NuoDB has been designed to be a scale-out, SQL, ACID compliant, multi tenant DB. You can deploy it on premise, on the cloud or on both at the same time with automatic geographic distributed active/active clustering to grant redundancy and live upgrades of the whole system!
The storage management is particularly fascinating, it has specialized nodes that could store DB data on files, Amazon S3 or HDFS and maybe others in the future.
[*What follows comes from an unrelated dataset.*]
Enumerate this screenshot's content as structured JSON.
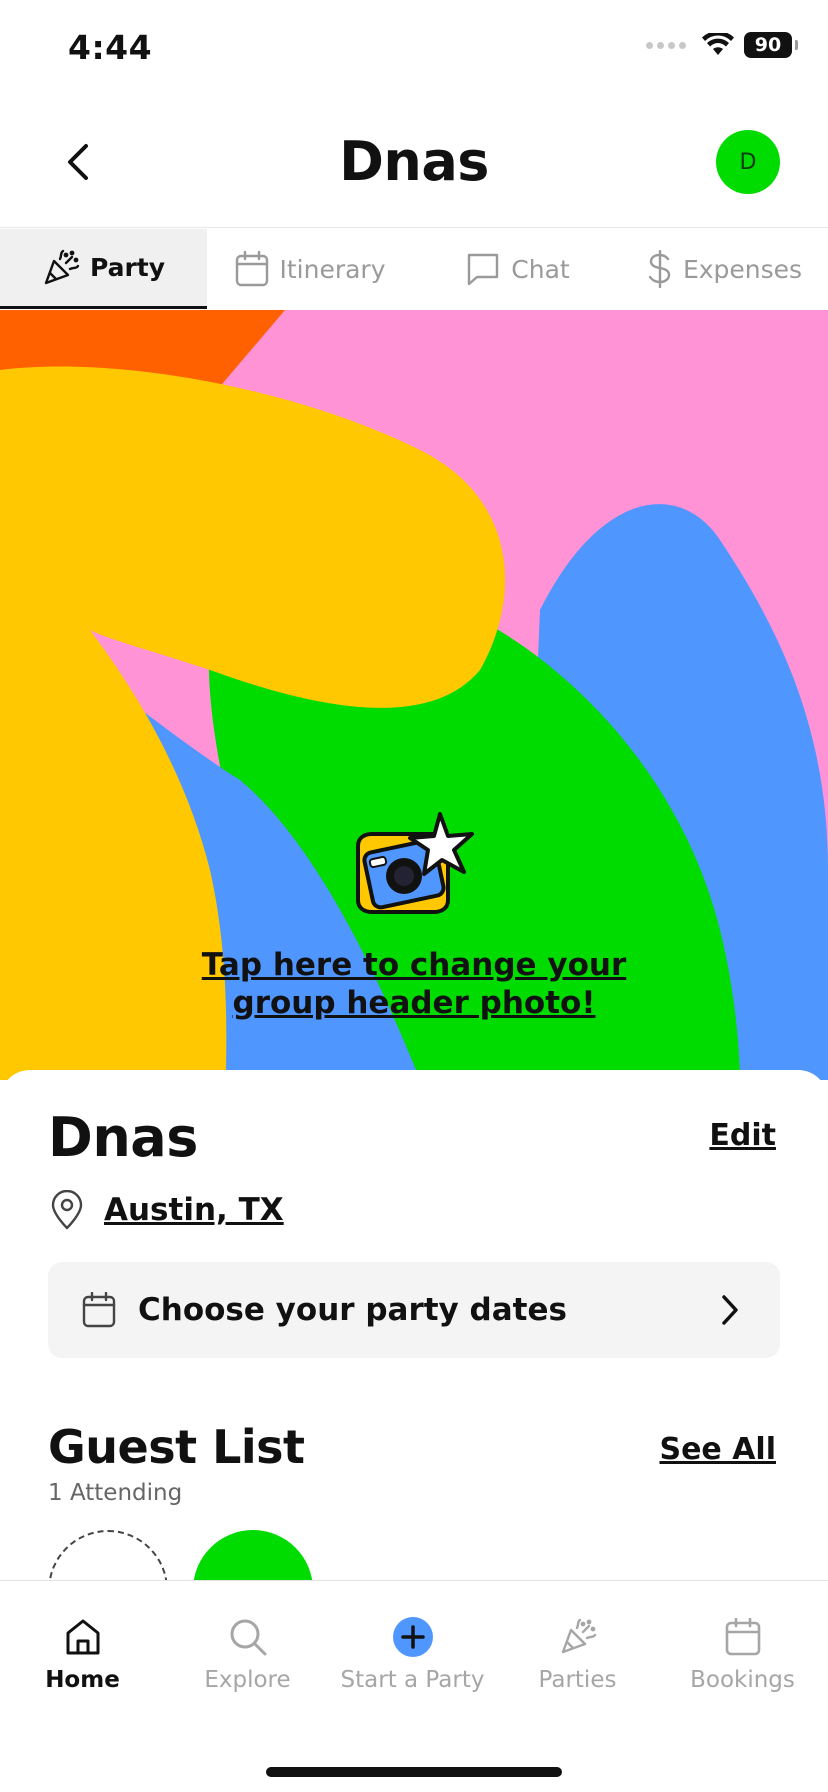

I won’t go deep into the technical characteristics, they have a lot of documentation on their website, but I think that they did a great job implementing an in-memory transactions engine, smart caching techniques and efficient communications between nodes.
Does it work?
If you’re thinking that all the words written above are too good to be true I can’t blame you. The good thing here is that the the final product will be ready in a couple of months but you can already download the beta version (this free version is capable of building a two node cluster: good enough for most development and testing tasks). The only way to discover the truth is to test it. I also attended a nice demo during the meeting and I hope to have time to edit and share the video soon.
Few words on the team
The product has all the numbers it needs to succeed but the product itself is nothing without a great team that carries out the right strategy. Barry Morris (CEO) is clever and he has built a strong team involving some skilled investors too. The CTO, Jim Starkey, is a legend in the DB world while many of the investors and board members are former founders/CEOs of some of the most innovative DB companies in the ’90s. Not to mention some very smart “positive aggressive” style guys hired to manage sales.
Bottom line
Yes, they shocked me (but you know, I’m not a DB guy). Product, team and strategy are very well thought, now only time will tell us if execution will match the first three.
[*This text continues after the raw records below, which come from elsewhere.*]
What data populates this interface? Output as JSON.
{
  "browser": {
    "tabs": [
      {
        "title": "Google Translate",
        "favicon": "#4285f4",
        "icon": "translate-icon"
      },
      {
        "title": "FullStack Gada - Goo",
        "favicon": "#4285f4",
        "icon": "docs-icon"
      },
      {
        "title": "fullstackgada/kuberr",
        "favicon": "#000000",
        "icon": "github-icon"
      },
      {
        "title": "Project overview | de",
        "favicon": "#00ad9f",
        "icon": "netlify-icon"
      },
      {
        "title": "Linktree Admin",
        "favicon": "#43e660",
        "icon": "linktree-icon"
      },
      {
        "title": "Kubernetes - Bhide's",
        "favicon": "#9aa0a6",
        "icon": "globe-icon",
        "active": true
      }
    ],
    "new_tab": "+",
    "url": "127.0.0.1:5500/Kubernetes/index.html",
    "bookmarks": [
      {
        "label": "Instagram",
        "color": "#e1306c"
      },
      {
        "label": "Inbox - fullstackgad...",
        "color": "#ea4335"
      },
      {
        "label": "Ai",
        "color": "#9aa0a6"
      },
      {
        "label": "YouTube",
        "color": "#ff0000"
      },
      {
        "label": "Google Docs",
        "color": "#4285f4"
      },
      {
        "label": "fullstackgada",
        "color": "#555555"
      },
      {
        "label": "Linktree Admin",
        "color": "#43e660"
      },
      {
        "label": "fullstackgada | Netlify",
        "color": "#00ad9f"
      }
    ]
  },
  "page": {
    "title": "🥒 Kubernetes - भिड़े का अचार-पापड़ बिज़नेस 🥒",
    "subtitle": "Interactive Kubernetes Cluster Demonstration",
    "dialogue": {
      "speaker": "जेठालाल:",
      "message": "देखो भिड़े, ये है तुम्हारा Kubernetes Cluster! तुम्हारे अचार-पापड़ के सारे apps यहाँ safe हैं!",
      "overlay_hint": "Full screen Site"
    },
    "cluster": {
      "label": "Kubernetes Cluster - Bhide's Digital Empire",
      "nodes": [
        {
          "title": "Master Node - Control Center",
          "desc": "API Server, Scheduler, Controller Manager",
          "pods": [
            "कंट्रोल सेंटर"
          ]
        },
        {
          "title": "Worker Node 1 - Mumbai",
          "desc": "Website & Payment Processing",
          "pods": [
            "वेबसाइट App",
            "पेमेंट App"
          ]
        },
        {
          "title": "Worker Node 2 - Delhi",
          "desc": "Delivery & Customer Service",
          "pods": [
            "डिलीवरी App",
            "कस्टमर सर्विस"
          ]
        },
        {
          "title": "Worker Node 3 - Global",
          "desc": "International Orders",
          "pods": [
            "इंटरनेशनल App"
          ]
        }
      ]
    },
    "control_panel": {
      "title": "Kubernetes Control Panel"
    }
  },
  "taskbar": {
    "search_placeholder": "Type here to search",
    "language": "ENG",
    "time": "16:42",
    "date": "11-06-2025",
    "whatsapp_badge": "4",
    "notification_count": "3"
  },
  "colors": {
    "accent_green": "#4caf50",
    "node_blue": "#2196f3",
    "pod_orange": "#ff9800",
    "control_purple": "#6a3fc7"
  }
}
Their strategy isn’t to target only MySQL (that is also living its own crisis) but all the established DB industry: Enterprise DBs from Oracle and IBM are among their primary targets!
I also hope that they will maintain a free tier in their licensing model to boost a broad adoption amongst developers, SMBs and small LAMP-like deployments.
Disclaimer: I was invited at this meeting by Condor Consulting Group and they paid for travel and accommodation, I have not been compensated for my time and am not obliged to blog. Furthermore, the content is not reviewed, approved or published by any other person than the Juku’s team.